History / Edit / PDF / EPUB / BIB /
Created: June 24, 2017 / Updated: March 22, 2020 / Status: finished / 4 min read (~776 words)

  • Learning approaches
    • Ordered training examples provided by an external teacher
      • Optimal teaching techniques
      • Curriculum learning
    • Internal mechanisms of maturation
    • Internal mechanisms for active choice of either training examples, tasks to be explored, learning methods to be used, or questions to pose to a teacher
  • Two broad strategies have been investigated
    • Methods devised around the strategy consisting in first exploring what is maximally complex (e.g., uncertain, high prediction errors, least visited) and then progressively explore what is more simple
    • First exploring what is simpler, and then progressively exploring what is more complex
  • To realize developmental exploration, mechanisms of intrinsically motivated exploration and learning were introduced, modeling aspects of human spontaneous exploration and motivation
  • Learning progress: measuring how learning performance improve over time or over learning methods
  • We show that, if certain underlying properties of the learning problems are present (sub-modularity), an optimal developmental solution to this class of problem can be achieved through greedy maximization of learning progress

  • We imagine a student that is going to be tested in $K$ different topics and there are still $N$ days before the exam
  • The problem for the student is to decide, each day, how to allocate the time to study each particular topic
  • We assume that the topics are learnable at different rates and with different expected final scores
  • Two effects of the learning curve between different subjects being different:
    • For the same allocated time on a given topic the expected score differs
    • The learning rate decreases with the total allocated time
  • The problem can then be defined as finding the time allocation that maximize the average scores on all the different subjects with the restriction that the total time allocated is equal to the total time until the exam N
  • $n_i$ is the total amount of time taken with topic $i$ and $q_i(n_i)$ is a function that describes the expected score on topic $i$ if $n_i$ time is used to study it
  • The strategic student has to solve the following problem

    $$ \begin{align*} \max_{n_1, \dots, n_K} \sum_{i=1}^K q_i(n_i) \\ s.t. \sum_i n_i = N & , & n_i \ge 0 \end{align*}$$

  • When studying for some topics some chapters might be common with some other topics. [...] We can make a more complex model that represents this correlation betweens topic
  • We can make the total score per subject depend on the time taken on all subjects
  • We define a new function $q_i(\sum_{j=1}^K \phi_{ij}n_j)$ where the weights $\phi_{ij}$ represent how the different topics are related
  • We can select, at each time instant:
    • the topic with less time allocated
    • the topic with lower expected score
    • the topic with score closest to the maximum
    • the topic with maximum expected improvement in score
  • We consider $K$ topics each one with a standard power law for the scores
  • $p_i$ is the difficulty of topic $i$
  • The expected total score is the sum of the subject's score, $q_i = C_i(1 - e^{-\frac{n_i}{p_i}}) + B_i$
  • The coefficient C and B make it explicit that it is not possible to achieve the same score in all topics and that some topics weight more than others
  • For a known time frame $N$, the strategic student problem can be defined as

    $$ \begin{align*} \max_{n_i} \sum_{i} C_i(1 - e^{-\frac{n_i}{p_i}}) + B_i \\ s.t. \sum_i n_i = N & , & n_i \ge 0 \end{align*}$$

  • Heuristic of learning progress: At each time instant the student chooses the task where the expected progress is maximum, in other words, the task whose learning curve has a higher derivative (as long as learning is done under a smooth learning curve)
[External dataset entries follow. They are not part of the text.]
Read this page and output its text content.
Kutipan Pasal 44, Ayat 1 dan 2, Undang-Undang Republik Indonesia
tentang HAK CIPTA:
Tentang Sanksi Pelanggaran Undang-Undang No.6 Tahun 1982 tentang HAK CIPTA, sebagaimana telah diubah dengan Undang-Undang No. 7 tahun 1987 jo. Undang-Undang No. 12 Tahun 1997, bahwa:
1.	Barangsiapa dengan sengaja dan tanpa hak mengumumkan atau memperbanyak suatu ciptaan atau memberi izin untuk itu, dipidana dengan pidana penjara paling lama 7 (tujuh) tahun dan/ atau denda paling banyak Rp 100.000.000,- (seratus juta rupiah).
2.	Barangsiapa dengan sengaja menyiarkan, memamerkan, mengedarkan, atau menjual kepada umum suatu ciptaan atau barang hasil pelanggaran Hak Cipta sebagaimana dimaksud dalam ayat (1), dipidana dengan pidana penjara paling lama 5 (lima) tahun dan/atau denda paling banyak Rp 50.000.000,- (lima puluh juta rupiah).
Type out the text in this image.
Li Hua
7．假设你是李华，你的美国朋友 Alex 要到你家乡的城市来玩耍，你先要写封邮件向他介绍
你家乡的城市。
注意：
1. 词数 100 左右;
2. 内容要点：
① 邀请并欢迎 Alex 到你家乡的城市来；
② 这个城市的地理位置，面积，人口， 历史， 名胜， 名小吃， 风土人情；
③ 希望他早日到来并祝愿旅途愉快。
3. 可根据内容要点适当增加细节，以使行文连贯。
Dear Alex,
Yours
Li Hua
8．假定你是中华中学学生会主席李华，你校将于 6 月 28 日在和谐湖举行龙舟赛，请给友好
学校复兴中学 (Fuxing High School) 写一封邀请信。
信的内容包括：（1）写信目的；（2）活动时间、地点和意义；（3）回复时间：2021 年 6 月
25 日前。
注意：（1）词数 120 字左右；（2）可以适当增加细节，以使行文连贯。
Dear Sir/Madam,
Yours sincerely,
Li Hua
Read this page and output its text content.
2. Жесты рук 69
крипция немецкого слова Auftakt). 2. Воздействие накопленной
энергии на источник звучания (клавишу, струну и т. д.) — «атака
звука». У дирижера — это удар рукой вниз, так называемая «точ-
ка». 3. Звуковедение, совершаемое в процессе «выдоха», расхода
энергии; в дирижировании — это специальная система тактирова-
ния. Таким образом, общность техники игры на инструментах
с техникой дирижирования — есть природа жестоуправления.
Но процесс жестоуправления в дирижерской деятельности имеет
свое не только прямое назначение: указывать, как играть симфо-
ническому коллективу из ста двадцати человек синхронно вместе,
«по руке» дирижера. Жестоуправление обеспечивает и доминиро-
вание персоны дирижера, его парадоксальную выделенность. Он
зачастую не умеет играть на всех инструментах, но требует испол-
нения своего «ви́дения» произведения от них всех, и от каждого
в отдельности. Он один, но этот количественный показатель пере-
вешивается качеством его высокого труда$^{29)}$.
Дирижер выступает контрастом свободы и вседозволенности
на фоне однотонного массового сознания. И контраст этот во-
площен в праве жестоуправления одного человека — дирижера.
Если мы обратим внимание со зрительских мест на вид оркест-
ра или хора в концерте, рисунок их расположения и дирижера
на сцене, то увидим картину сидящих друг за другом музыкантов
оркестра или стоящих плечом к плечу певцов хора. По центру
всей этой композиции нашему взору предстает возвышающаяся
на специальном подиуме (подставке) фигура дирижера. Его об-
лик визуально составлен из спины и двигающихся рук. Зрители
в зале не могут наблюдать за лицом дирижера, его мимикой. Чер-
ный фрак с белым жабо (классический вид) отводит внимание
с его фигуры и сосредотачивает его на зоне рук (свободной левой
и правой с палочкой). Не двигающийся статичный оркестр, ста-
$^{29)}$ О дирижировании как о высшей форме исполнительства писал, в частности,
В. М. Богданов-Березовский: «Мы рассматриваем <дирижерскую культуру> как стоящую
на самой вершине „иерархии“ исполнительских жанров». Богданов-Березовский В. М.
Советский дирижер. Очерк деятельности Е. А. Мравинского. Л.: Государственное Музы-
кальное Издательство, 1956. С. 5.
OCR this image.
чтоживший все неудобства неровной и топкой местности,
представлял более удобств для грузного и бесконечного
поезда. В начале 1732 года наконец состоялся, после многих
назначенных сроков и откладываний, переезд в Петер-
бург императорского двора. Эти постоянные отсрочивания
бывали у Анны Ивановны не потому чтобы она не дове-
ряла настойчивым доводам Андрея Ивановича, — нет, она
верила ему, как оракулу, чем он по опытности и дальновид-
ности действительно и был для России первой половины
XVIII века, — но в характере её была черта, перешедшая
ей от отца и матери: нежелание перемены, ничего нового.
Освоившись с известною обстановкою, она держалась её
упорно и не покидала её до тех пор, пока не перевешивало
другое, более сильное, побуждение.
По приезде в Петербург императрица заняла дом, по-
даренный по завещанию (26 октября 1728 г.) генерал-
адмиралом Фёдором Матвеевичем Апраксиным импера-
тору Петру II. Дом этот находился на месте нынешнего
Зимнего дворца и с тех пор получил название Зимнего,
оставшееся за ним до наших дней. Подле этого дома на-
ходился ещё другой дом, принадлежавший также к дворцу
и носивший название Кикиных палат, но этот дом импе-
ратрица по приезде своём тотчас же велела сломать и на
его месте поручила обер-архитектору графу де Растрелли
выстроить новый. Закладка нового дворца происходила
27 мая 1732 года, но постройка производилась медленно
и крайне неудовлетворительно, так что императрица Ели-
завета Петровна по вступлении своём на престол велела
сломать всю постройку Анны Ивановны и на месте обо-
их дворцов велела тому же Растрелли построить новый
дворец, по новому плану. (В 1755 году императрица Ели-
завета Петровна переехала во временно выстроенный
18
  • A simple greedy algorithm will provide a solution that is close to optimal for the case of submodular functions thus solving the combinatorial aspect of the problem
  • Two main difficulties we have:
    • The case of non-submodular functions
    • The score function needs to be estimated empirically
  • Both problems require a stochastic approach to either assure that early low learning progress is not due to ill behaved score functions and to balance between exploration, to estimate the progress, and exploitation, to select the topic with higher learning progress
  • To have an initial solution to the SSP we can rely on the EXP4 algorithm

  • Lopes, Manuel, and Pierre-Yves Oudeyer. "The strategic student approach for life-long exploration and learning." Development and Learning and Epigenetic Robotics (ICDL), 2012 IEEE International Conference on. IEEE, 2012.